Les accords de Minsk ont démontré que l’accord sur un cessez-le-feu ou la signature d’un accord ne garantissent pas à eux seuls une fin de la violence à long terme, a souligné M. Jenča.  Pour veiller à ce que le conflit ne s’intensifie pas, il faudra une véritable volonté politique et comprendre son caractère complexe et multidimensionnel pour l’Ukraine et pour la région.  M. Jenča a donc appelé les parties prenantes à redoubler d’efforts pour mettre fin aux combats.  Il faut préparer le terrain à une paix juste.  « L’ONU est prête à user de ses bons offices et à mettre à disposition tous ses outils et son expérience à l’appui de ces efforts », a-t-il précisé en conclusion.

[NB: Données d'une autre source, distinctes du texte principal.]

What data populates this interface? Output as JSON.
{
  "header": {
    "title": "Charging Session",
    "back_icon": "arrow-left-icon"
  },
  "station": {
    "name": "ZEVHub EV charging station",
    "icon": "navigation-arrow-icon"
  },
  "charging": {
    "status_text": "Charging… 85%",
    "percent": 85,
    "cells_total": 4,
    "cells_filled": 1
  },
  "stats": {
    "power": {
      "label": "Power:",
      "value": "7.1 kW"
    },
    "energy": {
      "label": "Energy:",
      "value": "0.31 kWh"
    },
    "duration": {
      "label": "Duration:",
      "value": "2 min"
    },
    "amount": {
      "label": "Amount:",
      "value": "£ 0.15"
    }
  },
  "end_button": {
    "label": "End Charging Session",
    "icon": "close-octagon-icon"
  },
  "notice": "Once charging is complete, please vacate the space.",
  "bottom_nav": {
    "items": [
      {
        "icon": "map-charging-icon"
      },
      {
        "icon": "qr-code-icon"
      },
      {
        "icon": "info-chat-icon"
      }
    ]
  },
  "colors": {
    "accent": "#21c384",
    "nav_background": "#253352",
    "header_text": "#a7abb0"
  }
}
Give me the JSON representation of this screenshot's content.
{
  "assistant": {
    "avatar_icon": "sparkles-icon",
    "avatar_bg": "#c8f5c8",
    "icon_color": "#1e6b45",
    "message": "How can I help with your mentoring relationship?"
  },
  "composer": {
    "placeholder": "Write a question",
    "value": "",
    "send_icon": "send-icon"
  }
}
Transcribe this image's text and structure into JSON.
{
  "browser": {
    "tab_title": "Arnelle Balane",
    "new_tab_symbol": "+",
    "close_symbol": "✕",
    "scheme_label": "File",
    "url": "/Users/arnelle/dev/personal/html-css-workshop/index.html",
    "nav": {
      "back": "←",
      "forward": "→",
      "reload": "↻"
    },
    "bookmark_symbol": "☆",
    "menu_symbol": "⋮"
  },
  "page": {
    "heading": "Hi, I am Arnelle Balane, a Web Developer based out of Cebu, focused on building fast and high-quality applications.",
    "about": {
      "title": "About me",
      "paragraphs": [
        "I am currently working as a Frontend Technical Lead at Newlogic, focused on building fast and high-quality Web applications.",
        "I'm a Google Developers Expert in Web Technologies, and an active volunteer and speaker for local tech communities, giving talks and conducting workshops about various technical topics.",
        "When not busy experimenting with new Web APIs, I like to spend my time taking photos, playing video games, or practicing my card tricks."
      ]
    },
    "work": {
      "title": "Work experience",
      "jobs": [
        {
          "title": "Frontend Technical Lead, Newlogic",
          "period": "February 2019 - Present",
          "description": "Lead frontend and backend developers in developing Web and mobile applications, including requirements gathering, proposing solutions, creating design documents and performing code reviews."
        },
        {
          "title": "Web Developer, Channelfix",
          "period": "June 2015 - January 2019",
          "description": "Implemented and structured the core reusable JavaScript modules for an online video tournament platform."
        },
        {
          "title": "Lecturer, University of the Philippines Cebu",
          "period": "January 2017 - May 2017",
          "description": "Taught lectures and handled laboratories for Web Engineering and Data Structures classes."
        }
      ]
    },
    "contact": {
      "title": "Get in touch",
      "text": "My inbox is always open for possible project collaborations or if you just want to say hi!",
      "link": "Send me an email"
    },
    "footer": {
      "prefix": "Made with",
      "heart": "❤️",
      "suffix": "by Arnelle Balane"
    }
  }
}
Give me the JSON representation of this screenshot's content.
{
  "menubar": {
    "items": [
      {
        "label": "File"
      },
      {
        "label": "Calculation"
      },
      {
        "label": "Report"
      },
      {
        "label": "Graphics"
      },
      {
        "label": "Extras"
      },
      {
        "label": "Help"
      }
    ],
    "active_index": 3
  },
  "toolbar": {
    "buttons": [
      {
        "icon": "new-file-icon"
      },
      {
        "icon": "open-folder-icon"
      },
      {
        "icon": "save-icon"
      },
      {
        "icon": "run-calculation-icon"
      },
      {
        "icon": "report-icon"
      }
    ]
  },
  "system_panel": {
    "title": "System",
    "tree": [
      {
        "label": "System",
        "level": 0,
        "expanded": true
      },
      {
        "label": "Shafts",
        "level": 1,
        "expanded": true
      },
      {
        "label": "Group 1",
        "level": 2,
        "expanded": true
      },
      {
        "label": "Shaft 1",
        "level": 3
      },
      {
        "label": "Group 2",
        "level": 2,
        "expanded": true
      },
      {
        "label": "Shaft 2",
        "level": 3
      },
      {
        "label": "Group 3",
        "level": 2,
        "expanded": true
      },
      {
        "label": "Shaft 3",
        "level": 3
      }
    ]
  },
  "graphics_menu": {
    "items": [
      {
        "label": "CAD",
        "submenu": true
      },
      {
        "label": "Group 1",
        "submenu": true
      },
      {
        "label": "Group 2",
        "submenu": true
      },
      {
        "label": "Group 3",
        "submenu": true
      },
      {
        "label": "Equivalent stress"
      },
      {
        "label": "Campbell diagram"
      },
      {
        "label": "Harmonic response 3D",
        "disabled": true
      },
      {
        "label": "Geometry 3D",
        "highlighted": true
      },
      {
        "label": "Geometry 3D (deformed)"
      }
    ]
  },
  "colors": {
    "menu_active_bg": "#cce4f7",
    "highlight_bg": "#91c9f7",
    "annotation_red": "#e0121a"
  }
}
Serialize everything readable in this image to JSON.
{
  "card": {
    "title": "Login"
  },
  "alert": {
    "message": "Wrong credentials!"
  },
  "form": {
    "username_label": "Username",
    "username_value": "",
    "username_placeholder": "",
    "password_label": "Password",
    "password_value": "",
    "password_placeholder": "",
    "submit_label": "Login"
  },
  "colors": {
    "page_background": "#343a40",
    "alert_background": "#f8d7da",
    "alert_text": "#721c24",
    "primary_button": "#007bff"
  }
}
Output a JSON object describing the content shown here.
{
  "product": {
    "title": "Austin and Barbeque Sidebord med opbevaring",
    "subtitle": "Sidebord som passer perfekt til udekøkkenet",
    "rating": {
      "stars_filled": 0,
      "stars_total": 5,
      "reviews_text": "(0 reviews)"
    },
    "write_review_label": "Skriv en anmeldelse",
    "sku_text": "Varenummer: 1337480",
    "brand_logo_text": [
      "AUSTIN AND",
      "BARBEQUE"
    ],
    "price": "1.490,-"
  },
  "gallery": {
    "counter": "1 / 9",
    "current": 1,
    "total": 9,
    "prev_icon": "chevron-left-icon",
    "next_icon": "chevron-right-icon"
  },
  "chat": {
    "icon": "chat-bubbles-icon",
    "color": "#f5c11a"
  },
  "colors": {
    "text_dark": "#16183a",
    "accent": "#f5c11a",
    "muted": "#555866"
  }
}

M. ROGER WATERS, musicien anglais et militant de la paix, a pris la parole par visioconférence pour préciser qu’il est certes musicien, mais qu’il prend la parole pour parler d’amour et de paix.  Il a évoqué la division pro et antirusse dans la société ukrainienne, soulignant les affrontements à la place Maïdan en novembre 2014 et la réhabilitation par certains de Stepan Bandera, figure controversée de l’extrême droite ukrainienne.  M. Waters a fait un bref aperçu de la chronologie des événements en Ukraine depuis 2014, évoquant les accords de Minsk et les péripéties et tensions ayant mené à la guerre en février 2022.  L’activiste a parlé de ses propres initiatives en faveur de la paix, comme des lettres envoyées à l’épouse du Président ukrainien ou au dirigeant russe. Il a indiqué leur avoir dit que la paix n’est possible qu’avec le dialogue.  Il a salué le fait que les Présidents Trump et Putin se soient parlé au téléphone. Même si c’est un peu tard, c’est tout de même une lueur d’espoir, a conclu le militant de la paix.